York has a few tips for sweeping companies that do want to expand their services. First on the list: do not expand too quickly.
“It’s a matter of being able to take care of your customers. Most companies want you in and out in night time hours so you don’t interfere with their customers when they are coming in during the morning. To do that, we have two sweepers that run full time. Snow removal and de-icing also needs to be done by 7 a.m. We’ve had other competitors who have taken on more than they can chew, and they lose the contracts.”
Another piece of advice? Don’t be afraid to use contractors. “I’ve used subcontractors in winter for snow removal. Just make sure that they have the equipment necessary to do the job.”
Customer service, specifically personal contact, is vital. “Stay in contact with the managers. We call at least once a month to make sure everything is going okay. I think (sweeping contractors) get too busy with other things. It’s good to have a (sub-contractor) you can trust, but it’s good to have that face-to-face contact so the property manager knows you’re interested in his business. The little properties are just as important as the big ones. You get more little ones, and they make you just as much money as a few big properties,” York said.
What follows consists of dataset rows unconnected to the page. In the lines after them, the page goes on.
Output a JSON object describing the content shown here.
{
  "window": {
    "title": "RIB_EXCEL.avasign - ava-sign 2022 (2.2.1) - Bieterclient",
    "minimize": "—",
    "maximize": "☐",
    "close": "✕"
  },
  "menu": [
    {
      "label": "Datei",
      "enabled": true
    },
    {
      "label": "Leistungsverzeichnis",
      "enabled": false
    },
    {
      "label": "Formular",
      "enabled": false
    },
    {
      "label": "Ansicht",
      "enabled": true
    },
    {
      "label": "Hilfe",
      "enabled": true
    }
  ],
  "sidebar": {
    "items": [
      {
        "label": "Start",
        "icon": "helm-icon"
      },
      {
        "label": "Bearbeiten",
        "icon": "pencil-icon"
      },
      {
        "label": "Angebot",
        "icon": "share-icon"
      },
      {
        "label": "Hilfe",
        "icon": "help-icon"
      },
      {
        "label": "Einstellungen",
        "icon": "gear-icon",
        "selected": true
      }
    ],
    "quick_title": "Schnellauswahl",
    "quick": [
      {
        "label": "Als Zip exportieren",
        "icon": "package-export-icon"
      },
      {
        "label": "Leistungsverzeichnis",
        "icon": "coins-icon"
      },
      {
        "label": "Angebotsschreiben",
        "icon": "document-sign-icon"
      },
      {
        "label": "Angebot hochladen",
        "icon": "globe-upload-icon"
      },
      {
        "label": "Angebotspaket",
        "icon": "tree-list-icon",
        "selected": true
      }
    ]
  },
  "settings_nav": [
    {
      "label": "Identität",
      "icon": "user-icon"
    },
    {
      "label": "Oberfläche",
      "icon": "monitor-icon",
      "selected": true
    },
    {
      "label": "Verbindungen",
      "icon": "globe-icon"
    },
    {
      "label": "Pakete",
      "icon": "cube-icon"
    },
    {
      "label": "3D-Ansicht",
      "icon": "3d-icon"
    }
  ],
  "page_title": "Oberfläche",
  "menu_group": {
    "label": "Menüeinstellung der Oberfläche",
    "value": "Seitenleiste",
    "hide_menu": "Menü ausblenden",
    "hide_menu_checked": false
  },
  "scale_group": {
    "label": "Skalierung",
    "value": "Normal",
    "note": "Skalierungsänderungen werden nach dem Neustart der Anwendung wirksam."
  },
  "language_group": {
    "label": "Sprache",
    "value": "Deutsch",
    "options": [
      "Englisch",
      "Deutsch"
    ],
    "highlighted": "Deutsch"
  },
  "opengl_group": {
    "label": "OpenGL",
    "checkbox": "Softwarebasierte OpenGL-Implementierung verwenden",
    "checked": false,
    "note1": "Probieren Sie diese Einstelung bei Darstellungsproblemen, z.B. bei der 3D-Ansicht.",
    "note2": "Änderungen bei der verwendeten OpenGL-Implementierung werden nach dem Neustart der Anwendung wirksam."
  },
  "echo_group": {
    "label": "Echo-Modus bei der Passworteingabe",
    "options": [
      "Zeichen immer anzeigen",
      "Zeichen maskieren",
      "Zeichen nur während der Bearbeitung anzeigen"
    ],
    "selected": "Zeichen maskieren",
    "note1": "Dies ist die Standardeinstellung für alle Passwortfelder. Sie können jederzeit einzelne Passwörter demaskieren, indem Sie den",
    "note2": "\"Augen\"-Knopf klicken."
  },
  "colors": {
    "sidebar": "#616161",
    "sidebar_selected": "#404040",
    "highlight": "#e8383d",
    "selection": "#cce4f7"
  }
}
“It’s a matter of knowing your limitations. Having a good banker to back you and making sure you have the equipment to take care of the people and to go above and beyond what is necessary is important,” he added.
Kesselring said diversification is great and can be quite profitable for a sweeping contractor, provided he does not overlook his main job: sweeping. “You can’t lose focus. Don’t lose focus on your core business,” he said. “You are what you are first. You are a sweeping contractor, and you had better be making money on that. If you are not making money every night sweeping, then you are in the wrong business.”